You can put in all the caveats you like about the strength of the opposition, the depth and breadth of the game, covered and uncovered wickets, balls, bats, all the ways the game has changed, but the fact is that Bradman was light years ahead of anyone in his time and anyone previously or since. The game changes, but the margin between Bradman and mere mortals does not.

No one younger than their mid-80s can claim to have a cogent memory of watching Bradman play. Camera technology was rudimentary, leaving us now a few flickering glimpses and his own nasally accounts. Bradman exists almost entirely now in our folklore rather than in the mind’s eye with the still vivid force of, say, Shane Warne.

Advertisement

So to flesh out the figures, it is worthwhile, indeed important, to see him as his peers, contemporaries and fans did.

Something that lives on down through the pages is his clear view of his own powers, so characteristic of greats, exalted in him. Playing Queensland in a Sheffield Shield match, he set himself to break the then record first-class score, Bill Ponsford’s 437. In the first innings, he made three, yet was quite unchastened and in the second innings duly reached 452 not out. He was 21.

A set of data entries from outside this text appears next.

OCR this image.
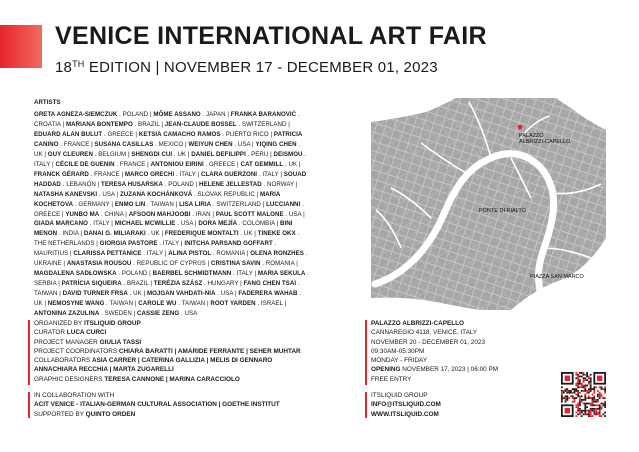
VENICE INTERNATIONAL ART FAIR
18TH EDITION | NOVEMBER 17 - DECEMBER 01, 2023
ARTISTS
GRETA AGNEZA-SIEMCZUK . POLAND | MÔME ASSANO . JAPAN | FRANKA BARANOVIĆ .
CROATIA | MARIANA BONTEMPO . BRAZIL | JEAN-CLAUDE BOSSEL . SWITZERLAND |
EDUARD ALAN BULUT . GREECE | KETSIA CAMACHO RAMOS . PUERTO RICO | PATRICIA
CANINO . FRANCE | SUSANA CASILLAS . MEXICO | WEIYUN CHEN . USA | YIQING CHEN .
UK | GUY CLEUREN . BELGIUM | SHENGDI CUI . UK | DANIEL DEFILIPPI . PERU | DEISMOU .
ITALY | CÉCILE DE GUENIN . FRANCE | ANTONIOU EIRINI . GREECE | CAT GEMMILL . UK |
FRANCK GÉRARD . FRANCE | MARCO GRECHI . ITALY | CLARA GUERZONI . ITALY | SOUAD
HADDAD . LEBANON | TERESA HUSARSKA . POLAND | HELENE JELLESTAD . NORWAY |
NATASHA KANEVSKI . USA | ZUZANA KOCHÁNKOVÁ . SLOVAK REPUBLIC | MARIA
KOCHETOVA . GERMANY | ENMO LIN . TAIWAN | LISA LIRIA . SWITZERLAND | LUCCIANNI .
GREECE | YUNBO MA . CHINA | AFSOON MAHJOOBI . IRAN | PAUL SCOTT MALONE . USA |
GIADA MARCANO . ITALY | MICHAEL MCWILLIE . USA | DORA MEJÍA . COLOMBIA | BINI
MENON . INDIA | DANAI G. MILIARAKI . UK | FREDERIQUE MONTALTI . UK | TINEKE OKX .
THE NETHERLANDS | GIORGIA PASTORE . ITALY | INITCHA PARSAND GOFFART .
MAURITIUS | CLARISSA PETTANICE . ITALY | ALINA PISTOL . ROMANIA | OLENA RONZHES .
UKRAINE | ANASTASIA ROUSOU . REPUBLIC OF CYPRUS | CRISTINA SAVIN . ROMANIA |
MAGDALENA SADŁOWSKA . POLAND | BAERBEL SCHMIDTMANN . ITALY | MARIA SEKULA .
SERBIA | PATRÍCIA SIQUEIRA . BRAZIL | TERÉZIA SZÁSZ . HUNGARY | FANG CHEN TSAI .
TAIWAN | DAVID TURNER FRSA . UK | MOJGAN VAHDATI-NIA . USA | FADERERA WAHAB .
UK | NEMOSYNE WANG . TAIWAN | CAROLE WU . TAIWAN | ROOT YARDEN . ISRAEL |
ANTONINA ZAZULINA . SWEDEN | CASSIE ZENG . USA
PALAZZO
ALBRIZZI-CAPELLO
PONTE DI RIALTO
PIAZZA SAN MARCO
ORGANIZED BY ITSLIQUID GROUP
CURATOR LUCA CURCI
PROJECT MANAGER GIULIA TASSI
PROJECT COORDINATORS CHIARA BARATTI | AMARIDE FERRANTE | SEHER MUHTAR
COLLABORATORS ASIA CARRER | CATERINA GALLIZIA | MELIS DI GENNARO
ANNACHIARA RECCHIA | MARTA ZUGARELLI
GRAPHIC DESIGNERS TERESA CANNONE | MARINA CARACCIOLO
IN COLLABORATION WITH
ACIT VENICE - ITALIAN-GERMAN CULTURAL ASSOCIATION | GOETHE INSTITUT
SUPPORTED BY QUINTO ORDEN
PALAZZO ALBRIZZI-CAPELLO
CANNAREGIO 4118, VENICE, ITALY
NOVEMBER 20 - DECEMBER 01, 2023
09:30AM-05:30PM
MONDAY - FRIDAY
OPENING NOVEMBER 17, 2023 | 06:00 PM
FREE ENTRY
ITSLIQUID GROUP
INFO@ITSLIQUID.COM
WWW.ITSLIQUID.COM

So many others tried to demystify his unique talent. Near-contemporary Bill Ponsford distilled it to its most pure form. “The reason is very simple,” he once said to cricketer/author Jack Fingleton. “Don sees the ball about two yards sooner than the rest of us.” Ponsford was no mean run-maker himself.

Bradman was not particularly a stylist, not as for instance Victor Trumper and Charlie Macartney before him or Stan McCabe in his time and Mark Waugh in ours.

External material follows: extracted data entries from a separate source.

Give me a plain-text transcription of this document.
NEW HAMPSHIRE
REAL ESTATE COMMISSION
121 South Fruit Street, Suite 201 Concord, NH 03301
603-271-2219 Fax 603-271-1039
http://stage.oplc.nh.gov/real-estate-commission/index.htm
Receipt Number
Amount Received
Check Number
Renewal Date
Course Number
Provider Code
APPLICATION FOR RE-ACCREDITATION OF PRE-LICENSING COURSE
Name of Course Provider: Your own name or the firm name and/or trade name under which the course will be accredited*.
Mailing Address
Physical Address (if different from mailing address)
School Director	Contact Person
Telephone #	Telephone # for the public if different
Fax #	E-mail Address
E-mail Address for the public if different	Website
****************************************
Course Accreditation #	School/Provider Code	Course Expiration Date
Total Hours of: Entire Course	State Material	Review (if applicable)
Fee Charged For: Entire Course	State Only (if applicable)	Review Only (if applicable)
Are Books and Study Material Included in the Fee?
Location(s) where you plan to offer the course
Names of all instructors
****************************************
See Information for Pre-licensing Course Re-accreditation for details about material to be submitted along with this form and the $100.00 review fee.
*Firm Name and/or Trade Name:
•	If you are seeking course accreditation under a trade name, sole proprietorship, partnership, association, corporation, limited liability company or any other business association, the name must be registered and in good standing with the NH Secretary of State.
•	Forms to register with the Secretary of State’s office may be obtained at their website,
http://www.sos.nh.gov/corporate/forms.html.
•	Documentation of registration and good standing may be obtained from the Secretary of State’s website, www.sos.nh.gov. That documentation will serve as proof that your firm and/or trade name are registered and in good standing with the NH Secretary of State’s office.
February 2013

Fingleton, who as a teammate and journalist studied Bradman from near and far, noted: “Great artists like Trumper and Macartney varied the direction of the shot for sheer artistic satisfaction, but Bradman was implacable. He was more interested in runs than art, and the days when he was playing for Australia you would have searched for a long time for an onlooker who seriously disagreed with him.”

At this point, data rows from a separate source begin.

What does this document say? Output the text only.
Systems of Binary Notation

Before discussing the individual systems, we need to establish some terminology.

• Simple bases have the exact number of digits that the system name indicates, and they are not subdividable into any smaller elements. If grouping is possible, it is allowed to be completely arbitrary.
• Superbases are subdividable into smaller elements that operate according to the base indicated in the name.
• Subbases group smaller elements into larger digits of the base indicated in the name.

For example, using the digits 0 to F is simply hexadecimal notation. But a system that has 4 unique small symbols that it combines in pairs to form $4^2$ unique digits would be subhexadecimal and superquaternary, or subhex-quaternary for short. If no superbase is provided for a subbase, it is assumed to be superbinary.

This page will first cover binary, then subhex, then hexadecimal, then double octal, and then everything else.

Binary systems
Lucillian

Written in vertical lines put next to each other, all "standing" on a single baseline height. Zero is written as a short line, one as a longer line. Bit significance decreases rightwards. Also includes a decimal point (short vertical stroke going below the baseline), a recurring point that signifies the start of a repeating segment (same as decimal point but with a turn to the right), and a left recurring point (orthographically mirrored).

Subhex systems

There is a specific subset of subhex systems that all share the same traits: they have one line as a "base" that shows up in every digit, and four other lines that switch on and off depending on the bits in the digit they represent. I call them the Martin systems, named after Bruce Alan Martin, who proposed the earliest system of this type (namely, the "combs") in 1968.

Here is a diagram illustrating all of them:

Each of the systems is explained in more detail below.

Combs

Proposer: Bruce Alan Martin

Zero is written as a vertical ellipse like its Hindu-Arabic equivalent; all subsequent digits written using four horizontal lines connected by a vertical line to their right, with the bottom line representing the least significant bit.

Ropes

Incontrovertibly, Bradman changed the game’s psyche. Neville Cardus, after watching him play one day in a carnival match at Scarborough, observed: “A bowler bowls, Bradman makes a stroke, not a single fieldsman moves and the ball is returned from the boundary. The essence of any game is conflict. And there was no conflict here; the superiority on one side was too overwhelming.”

Advertisement

As Bradman processed to 309 in a single day at Headingley in 1934, English dignitary Sir Pelham Warner turned to Lord Hawke in the pavilion and remarked despairingly: “This is like throwing stones at Gibraltar”.

Bradman was a recluse; the world’s fascination with him made him so. “The ordinary citizen has not the remotest idea what it feels like to be a public figure, recognisable at sight in the trains of Melbourne, the buses in the Strand, or even in the shops at Port Said,” he wrote in the conclusion to his Farewell to Cricket. “Try it yourself for 20 years and see what it does to your nervous system.”

By the time he was done, he’d become so much more than just a cricketer. At the outbreak of World War II, Bradman had 21 lines in Who’s Who, only eight fewer than Hitler and 17 more than Stalin.

Bradman in action in 1948. Credit: Allsport

When he arrived in England in 1948, English cricketer and author R.C. Robertson-Glasgow wrote: “We want him to do well, but not too well. We feel we have a share in him. He is more than Australian. He is a world batsman.”

Watching England in his thrall that summer, John Arlott wrote: “More people are interested in Bradman, and not in cricket, than are interested in Bradman and cricket.”

When he retired the next year, he was knighted, and saluted in an editorial in The New York Times, and Robertson-Glasgow wrote: “So must ancient Italy have felt she heard of the death of Hannibal.

Advertisement

Who’s Who International’s top 100 shapers of the 20th century named only two Australians. One was Bradman, the other was Rupert Murdoch. When South African revolutionary Nelson Mandela was released from his 27 infamous years of incarceration in 1990, reputedly his first question was: “Is Bradman still alive?” Now that is greatness.